Inflation and monetary policy
Inflation remains a concern, driven by supply-side disruptions such as unusual rainfall and higher import taxes on key commodities. DBS Bank expects inflation to average 4.7% in FY25 and moderate further to 4.1% in FY26.
“The food basket continues to disrupt the disinflation process, confirming the central bank’s caution on rate cuts,” the report said. However, the Reserve Bank of India (RBI) is likely to start easing interest rates in February 2025, with an expected cumulative cut of 75 basis points by the end of the year.
Fiscal landscape and government spending
India’s fiscal consolidation remains on track, with the central government targeting a fiscal deficit of 4.9% of GDP for FY25. Public investment, which was subdued in the first half of the fiscal year, is expected to increase in the second half.
“The Centre’s capital expenditure will have to more than double in the next five months to meet the annual target of INR 11.1 trillion,” DBS noted. This increased spending is crucial for boosting growth in sectors such as construction and materials and encouraging private sector investment.
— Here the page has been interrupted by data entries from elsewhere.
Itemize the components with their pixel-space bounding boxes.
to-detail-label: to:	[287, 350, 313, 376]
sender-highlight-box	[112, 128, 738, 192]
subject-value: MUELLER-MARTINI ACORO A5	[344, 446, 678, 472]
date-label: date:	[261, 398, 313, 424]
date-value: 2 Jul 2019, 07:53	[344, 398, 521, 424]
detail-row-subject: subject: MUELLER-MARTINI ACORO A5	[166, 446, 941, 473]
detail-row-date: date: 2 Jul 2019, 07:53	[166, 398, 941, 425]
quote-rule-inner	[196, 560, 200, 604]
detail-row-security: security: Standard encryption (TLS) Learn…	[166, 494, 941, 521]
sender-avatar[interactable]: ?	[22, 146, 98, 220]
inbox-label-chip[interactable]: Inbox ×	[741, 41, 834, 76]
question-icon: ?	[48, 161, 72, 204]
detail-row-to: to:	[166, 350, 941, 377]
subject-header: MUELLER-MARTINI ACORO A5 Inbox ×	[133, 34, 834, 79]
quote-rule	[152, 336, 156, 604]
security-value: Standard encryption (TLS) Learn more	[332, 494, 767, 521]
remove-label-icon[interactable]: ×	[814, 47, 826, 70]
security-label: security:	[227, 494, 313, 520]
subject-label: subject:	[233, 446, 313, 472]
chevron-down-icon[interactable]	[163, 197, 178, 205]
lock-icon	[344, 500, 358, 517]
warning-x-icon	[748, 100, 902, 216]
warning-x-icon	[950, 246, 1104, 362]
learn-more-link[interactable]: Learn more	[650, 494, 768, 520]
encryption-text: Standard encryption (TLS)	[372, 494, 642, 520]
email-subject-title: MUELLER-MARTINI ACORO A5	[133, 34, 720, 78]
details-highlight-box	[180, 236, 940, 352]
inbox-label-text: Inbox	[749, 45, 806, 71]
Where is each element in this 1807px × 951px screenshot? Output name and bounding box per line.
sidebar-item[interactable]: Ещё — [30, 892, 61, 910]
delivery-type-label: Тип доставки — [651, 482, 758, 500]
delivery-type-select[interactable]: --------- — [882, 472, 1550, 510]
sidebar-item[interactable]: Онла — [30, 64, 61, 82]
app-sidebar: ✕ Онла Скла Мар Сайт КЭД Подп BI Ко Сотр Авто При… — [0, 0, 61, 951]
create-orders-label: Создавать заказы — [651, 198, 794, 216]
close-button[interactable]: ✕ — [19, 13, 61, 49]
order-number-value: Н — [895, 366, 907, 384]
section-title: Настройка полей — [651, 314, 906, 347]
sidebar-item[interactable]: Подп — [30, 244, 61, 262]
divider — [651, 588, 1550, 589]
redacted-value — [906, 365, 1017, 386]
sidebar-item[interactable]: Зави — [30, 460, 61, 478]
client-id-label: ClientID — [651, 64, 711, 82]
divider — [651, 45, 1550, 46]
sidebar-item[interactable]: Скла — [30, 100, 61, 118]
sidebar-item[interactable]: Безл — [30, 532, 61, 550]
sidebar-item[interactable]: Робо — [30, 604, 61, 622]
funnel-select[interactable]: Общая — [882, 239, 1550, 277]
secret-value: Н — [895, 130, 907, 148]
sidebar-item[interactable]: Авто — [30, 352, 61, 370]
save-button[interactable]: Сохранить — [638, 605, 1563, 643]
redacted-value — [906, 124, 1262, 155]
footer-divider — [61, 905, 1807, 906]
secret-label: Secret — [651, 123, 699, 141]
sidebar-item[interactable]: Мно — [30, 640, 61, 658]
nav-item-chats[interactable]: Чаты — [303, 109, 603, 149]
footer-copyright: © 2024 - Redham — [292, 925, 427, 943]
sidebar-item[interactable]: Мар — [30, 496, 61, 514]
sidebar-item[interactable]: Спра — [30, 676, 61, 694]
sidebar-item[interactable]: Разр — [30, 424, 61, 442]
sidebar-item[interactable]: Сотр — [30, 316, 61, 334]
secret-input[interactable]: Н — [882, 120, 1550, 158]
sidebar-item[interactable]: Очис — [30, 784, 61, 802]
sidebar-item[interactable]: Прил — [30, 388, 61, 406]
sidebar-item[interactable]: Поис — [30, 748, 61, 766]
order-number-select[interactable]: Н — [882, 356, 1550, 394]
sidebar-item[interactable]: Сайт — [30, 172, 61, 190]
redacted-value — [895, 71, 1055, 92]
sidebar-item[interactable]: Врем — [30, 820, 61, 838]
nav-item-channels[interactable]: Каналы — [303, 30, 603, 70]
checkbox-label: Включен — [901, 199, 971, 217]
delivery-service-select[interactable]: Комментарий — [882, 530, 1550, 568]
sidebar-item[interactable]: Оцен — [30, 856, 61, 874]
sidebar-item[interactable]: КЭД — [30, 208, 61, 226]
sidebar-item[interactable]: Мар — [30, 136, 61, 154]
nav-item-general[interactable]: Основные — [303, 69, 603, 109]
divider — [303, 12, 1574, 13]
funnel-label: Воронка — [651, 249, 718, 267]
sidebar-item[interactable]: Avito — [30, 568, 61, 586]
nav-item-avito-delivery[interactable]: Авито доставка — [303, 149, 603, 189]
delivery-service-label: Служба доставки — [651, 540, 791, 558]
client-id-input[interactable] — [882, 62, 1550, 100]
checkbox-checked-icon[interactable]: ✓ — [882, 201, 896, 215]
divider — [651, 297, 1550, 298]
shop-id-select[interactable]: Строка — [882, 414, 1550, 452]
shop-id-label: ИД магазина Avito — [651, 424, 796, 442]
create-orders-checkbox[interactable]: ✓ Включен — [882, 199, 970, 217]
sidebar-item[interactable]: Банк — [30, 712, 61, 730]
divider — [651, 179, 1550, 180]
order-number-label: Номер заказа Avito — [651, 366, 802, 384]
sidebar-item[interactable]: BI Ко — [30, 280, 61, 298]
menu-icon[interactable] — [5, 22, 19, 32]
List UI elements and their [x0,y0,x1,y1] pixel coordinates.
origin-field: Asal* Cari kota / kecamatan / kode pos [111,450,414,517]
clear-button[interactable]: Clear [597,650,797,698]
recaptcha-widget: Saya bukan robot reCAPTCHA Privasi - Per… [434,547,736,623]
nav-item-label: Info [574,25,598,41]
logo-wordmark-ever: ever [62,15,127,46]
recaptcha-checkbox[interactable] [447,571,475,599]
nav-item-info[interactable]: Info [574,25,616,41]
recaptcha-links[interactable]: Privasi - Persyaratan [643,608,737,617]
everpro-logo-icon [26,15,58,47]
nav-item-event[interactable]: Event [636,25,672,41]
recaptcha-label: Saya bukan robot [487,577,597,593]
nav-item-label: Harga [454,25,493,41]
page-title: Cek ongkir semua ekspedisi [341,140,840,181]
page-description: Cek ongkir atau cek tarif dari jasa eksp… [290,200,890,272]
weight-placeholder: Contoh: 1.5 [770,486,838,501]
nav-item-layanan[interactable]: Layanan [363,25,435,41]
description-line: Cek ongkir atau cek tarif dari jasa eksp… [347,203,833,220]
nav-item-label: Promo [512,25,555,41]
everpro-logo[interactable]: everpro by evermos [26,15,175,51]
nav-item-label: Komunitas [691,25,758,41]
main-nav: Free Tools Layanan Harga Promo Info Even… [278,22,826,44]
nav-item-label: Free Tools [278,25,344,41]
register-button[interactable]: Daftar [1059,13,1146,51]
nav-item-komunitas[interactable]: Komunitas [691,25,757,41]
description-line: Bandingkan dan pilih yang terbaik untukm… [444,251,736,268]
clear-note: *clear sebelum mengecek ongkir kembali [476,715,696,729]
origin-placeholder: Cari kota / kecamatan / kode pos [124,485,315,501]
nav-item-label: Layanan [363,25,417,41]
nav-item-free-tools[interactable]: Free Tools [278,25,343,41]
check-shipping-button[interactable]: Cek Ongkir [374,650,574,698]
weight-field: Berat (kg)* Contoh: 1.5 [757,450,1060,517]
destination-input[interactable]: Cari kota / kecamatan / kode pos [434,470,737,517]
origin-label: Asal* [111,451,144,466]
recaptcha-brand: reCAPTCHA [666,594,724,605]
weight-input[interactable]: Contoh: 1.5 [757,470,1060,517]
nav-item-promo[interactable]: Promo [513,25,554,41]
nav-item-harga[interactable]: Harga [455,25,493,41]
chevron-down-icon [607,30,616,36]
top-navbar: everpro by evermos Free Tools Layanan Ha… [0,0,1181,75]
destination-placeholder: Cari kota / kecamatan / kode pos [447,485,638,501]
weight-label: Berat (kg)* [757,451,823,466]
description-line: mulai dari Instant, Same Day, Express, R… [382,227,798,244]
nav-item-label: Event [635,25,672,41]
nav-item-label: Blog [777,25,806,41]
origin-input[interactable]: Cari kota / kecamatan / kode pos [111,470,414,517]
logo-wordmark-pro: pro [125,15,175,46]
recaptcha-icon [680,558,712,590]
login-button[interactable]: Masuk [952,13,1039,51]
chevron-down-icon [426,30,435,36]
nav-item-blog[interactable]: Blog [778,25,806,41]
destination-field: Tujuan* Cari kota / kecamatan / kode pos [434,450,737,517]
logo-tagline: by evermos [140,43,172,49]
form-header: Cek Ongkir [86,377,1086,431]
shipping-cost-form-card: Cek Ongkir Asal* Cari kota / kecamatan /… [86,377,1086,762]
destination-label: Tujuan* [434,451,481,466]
Long-term prospects: India’s resilience
Despite these cyclical challenges, India’s medium-term growth prospects remain strong. The country is on track to become the world’s third largest economy within five years, after the US and China.
DBS expects India’s real GDP growth to stabilize at around 6.5% to 6.6% over the medium term, supported by investments in infrastructure, digitalization and high-value sectors such as semiconductors. Moreover, stable macroeconomic indicators, including a current account deficit of less than 2% and record high foreign reserves, provide a strong foundation.